Polymerase Chain Reaction

Brief Description:

PCR, or polymerase chain reaction, uses a thermostable DNA polymerase to amplify genomic sequences of living organisms via in vitro methods. Observations of PCR results can lead to information regarding genetic variances, chromosomal rearrangements, and the presence of viral pathogens (Saiki et al. 1988). PCR can also have applications in diagnostics and forensics (Leboffe & Pierce 2005).

The cell must be melted (heated to 95ºC) in order to separate the strands of the DNA template. Then the reaction is cooled to 55ºC and DNA primers can anneal (Slonczewski & Foster). Two oligonucleotide primers are used that are identical to the ends of the targeted DNA sequence by the DNA polymerase to attach nucleotides that are complementary to the target (Saiki et al. 1988). The polymerase used is called Taq, from the thermophile Thermus aquaticus, which uses primers to replicate the target DNA sequence. The primers act as limits so that Taq does not amplify more than the desired sequence, which will then be used for identification. Taq is useful in this reaction because it is not denatured at the high temperatures of PCR (Leboffe & Pierce 2005).

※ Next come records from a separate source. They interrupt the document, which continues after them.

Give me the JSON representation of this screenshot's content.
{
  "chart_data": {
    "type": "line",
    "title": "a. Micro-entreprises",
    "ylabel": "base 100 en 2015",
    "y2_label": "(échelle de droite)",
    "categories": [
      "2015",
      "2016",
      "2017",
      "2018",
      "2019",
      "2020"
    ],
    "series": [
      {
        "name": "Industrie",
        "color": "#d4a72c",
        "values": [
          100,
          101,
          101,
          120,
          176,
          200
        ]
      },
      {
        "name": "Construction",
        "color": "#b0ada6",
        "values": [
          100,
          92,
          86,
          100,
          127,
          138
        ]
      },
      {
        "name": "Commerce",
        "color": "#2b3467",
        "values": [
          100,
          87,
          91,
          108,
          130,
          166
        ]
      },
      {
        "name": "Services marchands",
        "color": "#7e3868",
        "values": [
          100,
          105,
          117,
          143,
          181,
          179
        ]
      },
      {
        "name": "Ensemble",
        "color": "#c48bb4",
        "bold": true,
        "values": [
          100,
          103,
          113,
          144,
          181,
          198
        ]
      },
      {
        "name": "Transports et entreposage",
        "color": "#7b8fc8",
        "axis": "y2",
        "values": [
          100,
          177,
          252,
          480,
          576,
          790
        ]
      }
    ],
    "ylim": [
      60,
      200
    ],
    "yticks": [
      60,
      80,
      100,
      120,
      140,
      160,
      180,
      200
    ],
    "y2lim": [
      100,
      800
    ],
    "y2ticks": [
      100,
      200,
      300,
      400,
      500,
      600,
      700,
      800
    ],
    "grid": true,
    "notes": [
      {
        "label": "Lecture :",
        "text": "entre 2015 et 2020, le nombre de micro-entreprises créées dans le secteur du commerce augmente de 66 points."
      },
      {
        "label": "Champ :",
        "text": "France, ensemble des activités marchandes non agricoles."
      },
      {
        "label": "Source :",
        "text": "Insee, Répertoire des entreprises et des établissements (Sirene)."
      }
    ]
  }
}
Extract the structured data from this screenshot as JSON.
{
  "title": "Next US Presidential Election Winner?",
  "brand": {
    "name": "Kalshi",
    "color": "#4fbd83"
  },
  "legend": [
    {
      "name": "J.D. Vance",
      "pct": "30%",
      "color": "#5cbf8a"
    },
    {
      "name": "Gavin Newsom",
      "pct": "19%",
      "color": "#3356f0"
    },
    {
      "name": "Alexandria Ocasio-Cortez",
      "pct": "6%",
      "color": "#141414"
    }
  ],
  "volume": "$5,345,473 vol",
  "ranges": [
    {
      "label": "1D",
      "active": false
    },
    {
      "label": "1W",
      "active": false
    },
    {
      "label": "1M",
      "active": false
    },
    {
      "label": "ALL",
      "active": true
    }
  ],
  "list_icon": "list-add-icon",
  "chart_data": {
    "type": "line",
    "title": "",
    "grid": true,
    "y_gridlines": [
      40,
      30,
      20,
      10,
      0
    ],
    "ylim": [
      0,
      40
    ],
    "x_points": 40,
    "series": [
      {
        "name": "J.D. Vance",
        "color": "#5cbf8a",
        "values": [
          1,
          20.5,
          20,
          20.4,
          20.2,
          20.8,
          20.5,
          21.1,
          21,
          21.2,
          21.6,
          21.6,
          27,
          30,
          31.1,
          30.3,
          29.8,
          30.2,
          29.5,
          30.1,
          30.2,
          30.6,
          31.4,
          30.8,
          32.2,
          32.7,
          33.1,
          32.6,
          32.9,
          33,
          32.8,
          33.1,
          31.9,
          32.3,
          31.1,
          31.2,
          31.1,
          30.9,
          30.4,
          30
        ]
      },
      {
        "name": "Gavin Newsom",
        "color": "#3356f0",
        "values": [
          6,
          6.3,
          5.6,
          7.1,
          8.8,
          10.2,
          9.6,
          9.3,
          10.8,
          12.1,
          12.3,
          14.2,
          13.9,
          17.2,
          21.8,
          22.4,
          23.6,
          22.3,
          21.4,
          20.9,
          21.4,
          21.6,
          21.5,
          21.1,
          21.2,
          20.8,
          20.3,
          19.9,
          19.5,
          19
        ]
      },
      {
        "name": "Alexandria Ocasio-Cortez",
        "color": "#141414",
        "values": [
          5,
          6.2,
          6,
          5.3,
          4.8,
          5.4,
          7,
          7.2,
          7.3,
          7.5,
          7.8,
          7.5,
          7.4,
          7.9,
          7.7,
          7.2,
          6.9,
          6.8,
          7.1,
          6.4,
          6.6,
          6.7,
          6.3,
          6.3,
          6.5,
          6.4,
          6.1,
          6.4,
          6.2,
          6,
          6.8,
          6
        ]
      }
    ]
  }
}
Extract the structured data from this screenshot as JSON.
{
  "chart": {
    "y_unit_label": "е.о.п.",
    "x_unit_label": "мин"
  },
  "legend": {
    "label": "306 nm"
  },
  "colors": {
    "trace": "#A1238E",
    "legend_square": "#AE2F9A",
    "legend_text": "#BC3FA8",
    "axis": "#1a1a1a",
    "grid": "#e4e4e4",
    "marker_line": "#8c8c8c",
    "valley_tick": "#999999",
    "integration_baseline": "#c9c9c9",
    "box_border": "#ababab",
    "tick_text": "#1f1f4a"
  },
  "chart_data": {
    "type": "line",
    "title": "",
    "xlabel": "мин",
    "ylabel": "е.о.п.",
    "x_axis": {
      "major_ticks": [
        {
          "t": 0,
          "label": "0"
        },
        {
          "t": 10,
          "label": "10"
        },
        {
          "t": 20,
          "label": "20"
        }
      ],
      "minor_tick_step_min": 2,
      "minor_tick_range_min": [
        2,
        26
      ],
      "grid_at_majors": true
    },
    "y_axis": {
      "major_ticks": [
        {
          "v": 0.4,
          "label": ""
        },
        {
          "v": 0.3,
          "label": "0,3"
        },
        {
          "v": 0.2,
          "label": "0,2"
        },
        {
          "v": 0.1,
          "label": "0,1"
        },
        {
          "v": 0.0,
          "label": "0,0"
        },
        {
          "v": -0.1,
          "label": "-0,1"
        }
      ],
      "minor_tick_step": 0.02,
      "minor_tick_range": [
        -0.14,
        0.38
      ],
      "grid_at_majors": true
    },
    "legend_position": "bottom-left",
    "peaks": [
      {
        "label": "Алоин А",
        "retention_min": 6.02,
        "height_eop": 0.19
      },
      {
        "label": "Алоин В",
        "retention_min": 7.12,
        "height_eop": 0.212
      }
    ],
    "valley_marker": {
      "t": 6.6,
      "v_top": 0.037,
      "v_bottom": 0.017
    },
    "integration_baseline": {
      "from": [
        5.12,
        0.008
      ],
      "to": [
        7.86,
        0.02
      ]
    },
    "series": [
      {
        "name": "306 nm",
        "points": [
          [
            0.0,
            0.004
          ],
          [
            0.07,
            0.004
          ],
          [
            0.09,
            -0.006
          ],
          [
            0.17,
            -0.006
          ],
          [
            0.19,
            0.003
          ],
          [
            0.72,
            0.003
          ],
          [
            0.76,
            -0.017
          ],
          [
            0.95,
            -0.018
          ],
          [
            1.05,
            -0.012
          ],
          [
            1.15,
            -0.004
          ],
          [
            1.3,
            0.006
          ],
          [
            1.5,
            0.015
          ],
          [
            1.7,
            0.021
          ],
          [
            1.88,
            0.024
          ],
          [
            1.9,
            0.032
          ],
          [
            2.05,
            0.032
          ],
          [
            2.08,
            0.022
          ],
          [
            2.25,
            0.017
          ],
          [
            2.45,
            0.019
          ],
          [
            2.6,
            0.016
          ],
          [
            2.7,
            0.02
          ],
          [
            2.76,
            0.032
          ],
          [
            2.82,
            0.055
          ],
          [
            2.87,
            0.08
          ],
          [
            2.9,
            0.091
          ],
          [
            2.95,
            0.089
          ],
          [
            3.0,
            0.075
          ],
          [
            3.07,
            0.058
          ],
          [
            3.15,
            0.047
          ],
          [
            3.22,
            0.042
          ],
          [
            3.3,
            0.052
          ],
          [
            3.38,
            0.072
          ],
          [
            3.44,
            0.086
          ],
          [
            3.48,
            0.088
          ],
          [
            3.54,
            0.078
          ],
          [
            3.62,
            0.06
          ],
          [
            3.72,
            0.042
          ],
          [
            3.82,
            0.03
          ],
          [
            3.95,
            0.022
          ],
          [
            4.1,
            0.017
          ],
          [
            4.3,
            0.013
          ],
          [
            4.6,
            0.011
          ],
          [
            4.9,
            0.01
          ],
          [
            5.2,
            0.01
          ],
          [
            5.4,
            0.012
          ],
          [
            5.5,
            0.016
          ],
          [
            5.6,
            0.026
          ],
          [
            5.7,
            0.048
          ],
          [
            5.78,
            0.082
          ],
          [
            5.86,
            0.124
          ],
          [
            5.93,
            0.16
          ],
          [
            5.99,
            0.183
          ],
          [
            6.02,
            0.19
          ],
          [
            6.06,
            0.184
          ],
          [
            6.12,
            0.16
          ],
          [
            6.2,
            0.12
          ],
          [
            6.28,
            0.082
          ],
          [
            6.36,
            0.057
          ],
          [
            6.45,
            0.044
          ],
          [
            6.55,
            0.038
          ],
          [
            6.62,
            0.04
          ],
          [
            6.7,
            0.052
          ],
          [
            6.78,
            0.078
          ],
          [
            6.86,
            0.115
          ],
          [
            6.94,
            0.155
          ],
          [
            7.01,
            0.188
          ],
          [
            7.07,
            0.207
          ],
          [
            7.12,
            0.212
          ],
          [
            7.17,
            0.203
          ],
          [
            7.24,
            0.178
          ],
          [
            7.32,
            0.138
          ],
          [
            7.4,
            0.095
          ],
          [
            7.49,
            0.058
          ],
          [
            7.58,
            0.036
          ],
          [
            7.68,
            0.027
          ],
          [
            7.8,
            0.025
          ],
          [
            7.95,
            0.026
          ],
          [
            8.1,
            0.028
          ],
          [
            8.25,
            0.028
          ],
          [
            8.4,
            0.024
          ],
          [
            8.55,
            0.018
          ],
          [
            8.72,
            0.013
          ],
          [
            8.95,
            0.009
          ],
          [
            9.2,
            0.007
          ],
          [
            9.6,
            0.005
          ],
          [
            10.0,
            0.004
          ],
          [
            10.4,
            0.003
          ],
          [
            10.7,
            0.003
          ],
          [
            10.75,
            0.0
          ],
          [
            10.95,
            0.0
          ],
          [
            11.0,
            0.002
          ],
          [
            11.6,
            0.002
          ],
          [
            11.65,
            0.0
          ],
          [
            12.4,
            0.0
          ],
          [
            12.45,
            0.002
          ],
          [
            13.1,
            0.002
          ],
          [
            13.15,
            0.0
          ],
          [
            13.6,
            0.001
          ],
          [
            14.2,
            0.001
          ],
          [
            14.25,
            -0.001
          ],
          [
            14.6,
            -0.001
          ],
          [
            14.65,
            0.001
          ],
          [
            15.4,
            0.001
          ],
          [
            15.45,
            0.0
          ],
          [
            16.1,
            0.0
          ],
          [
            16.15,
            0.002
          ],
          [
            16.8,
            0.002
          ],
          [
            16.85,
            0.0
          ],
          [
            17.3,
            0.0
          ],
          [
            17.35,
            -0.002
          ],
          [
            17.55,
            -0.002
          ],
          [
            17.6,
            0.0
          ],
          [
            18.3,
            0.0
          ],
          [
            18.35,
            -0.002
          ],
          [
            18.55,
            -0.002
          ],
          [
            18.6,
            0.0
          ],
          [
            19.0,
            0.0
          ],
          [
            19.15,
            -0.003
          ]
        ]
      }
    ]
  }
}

Extension occurs at 72ºC when Taq extends the primers by adding nucleotides to the template (Leboffe & Pierce 2005). The process of heating and reannealing the single strands involves the creation of multiple target strand replications (Slonczewski & Foster)Samples are then loaded into some type of polyacrylamide gel, where electrophoresis runs and results can be viewed with illumination by UV light (Lavallée et al. 1994).

PCR can be used in many circumstances. It has applications in cloning, and it can be used to detect the presence or absence of an organism in a particular environment such as wine, described below (Slonczewski & Foster).

Thermocyclers are the equipments used in PCR. They can be programmed for the appropriate temperatures and times to eliminate the tedious use of water baths and manually transferring the samples (Leboffe & Pierce, 2005).

RAPD-PCR is a method using short primers that hybridize at a variety of locations on the genome. It is a variant of PCR aimed at the amplification of multiple fragments of DNA (Quesada & Cenis 1995).

Application in Wine Microbiology:

In the identification of wine yeast, the 600nts D1/D2 loop is a region with highly conserved ends in yeast that may be used to discriminate most genera. Thus PCR can be used to identify the wild yeast present in a wine, used to determine the cause for a spoiled wine. In the study by Quesada and Cenis (1995), RAPD-PCR is used to amplify yeast DNA for identification of a spoilage species. This is particularly useful because it saves time and conclusions can be made regarding winemaking microbiology as soon as possible. Despite errors of reproducibility on some occasions, RAPD-PCR provides the ability to partially sequence genomes for identification without previous knowledge of the microbe we are looking for (Quesada & Cenis 1995).

Since the range of wine yeast strains has become so large, accurate identification requires very specific technique in order to enforce quality control. Not only can the identity of commercial yeasts be identified with PCR, but the reaction can also be used to determine the stability of the yeast strains during propagation and storage (Lavallée et al. 1994).

References:

  • Lavallée, F., Salvas, Y., Lamy, S., Thomas, D.Y., Degré, R., Dulau, L. 1994. PCR and DNA fingerprinting used as quality control in the production of wine yeast strains. Am. J. Enol. Vitic. 45(1): 86-90.
  • Leboffe, M.J. and Pierce, B.E. 2005. A photographic atlas for the microbiology laboratory. Morton Publishing Company; 83-85.
  • Quesada, M.P., & Cenis, J.L. 1995. Random amplified polymorphic DNA (RAPD-PCR) in the characterization of wine yeasts. Am. J. Enol. Vitic. 46(2): 204-207.
  • Saiki, R.K., Gelfand, D.H., Stoffel, S., Scharf, S.J., Higuchi, R., Horn, G.T., Mullis, K.B., and Erlich, H.A. 1988. Primer-directed amplification of DNA with a thermostable DNA polymerase. 239: 487-491.
  • Slonczewski, J.L. & Foster, J, W. 2009. Microbiology: an evolving science. W.W. Norton & Co.: New York. 250.